I know that I can do it by storing an extra field in the node structure..and showing how this field can be maintained during updates, but I don't know where to go from there.

Answer 1

Let's assume that the node structure looks like this (Java).

class Node {
    Node left;
    Node right;
    int key;
    int value;
    int tree_max;
}

The recurrence for tree_max is

node.tree_max == max(node.value, node.left.tree_max, node.right.tree_max),

where by abuse of notation we omit node.left.tree_max when node.left is null and omit node.right.tree_max when node.right is null. Every time we write to a node, we may have to update all of its ancestors. I'm not going to write the pseudocode, because without a compiler I'll most likely get it wrong.

To find the max between keys k1 and k2 inclusive, we first locate the least common ancestor of those nodes.

Node lca = root;
while (lca != null) {
    if (lca.key < k1) { lca = lca.left; }
    else if (k2 < lca.key) { lca = lca.right; }
    else { break; }
}

Now, if lca is null, then the range is empty, and we should return minus infinity or throw an exception. Otherwise, we need to find the max over three ranges: k1 inclusive to lca exclusive, lca itself, and lca exclusive to k2 inclusive. I'll give the code for k1 inclusive to lca exclusive; the other two ranges are trivial and symmetric respectively.

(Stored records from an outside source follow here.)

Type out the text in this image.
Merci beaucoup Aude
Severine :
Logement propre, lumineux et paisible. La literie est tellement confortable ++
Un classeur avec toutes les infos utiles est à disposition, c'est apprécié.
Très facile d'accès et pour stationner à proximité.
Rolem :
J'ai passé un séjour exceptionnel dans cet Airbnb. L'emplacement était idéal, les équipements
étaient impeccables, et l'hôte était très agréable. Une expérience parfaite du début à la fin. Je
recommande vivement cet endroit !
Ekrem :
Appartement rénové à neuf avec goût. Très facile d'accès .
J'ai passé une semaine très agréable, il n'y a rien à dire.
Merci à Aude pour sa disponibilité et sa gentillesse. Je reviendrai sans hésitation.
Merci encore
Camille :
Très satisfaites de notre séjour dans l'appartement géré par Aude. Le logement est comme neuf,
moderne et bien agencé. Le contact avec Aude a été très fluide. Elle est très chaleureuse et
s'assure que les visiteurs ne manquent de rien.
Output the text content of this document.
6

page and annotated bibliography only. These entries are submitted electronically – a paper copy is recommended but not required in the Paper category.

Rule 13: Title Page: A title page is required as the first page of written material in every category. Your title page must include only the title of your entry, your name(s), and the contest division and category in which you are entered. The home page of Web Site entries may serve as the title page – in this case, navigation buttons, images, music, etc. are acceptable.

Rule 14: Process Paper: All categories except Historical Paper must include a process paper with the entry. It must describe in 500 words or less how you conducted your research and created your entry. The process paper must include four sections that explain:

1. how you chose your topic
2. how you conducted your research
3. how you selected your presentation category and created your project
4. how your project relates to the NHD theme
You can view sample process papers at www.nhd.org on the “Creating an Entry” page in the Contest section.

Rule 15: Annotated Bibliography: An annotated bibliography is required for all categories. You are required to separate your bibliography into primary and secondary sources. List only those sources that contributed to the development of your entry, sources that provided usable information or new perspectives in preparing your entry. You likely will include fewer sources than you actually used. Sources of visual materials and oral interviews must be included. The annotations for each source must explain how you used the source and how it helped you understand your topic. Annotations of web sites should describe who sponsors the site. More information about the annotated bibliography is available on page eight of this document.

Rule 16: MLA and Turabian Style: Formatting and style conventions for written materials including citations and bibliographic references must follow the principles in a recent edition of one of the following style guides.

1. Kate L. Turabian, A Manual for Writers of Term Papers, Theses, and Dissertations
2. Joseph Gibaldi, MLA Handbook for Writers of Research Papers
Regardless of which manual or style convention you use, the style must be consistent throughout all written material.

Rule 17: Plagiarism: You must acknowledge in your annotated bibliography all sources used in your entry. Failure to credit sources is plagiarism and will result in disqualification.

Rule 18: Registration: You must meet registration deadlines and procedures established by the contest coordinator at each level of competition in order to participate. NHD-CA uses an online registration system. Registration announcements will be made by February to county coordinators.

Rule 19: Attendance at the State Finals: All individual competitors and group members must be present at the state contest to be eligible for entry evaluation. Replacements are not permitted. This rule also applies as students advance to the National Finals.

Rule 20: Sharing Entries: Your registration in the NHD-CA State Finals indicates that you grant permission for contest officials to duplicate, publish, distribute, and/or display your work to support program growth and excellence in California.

We move finger down the tree as though we're searching for k1, accumulating the maximum into left_max.

int left_max = /* minus infinity */;
Node finger = lca.left;
while (finger != null) {
    if (k1 <= finger.key) {
        left_max = max(left_max, finger.value);
        if (finger.right != null) { left_max = max(left_max, finger.right.tree_max); }
        finger = finger.left;
    } else { finger = finger.right; }
}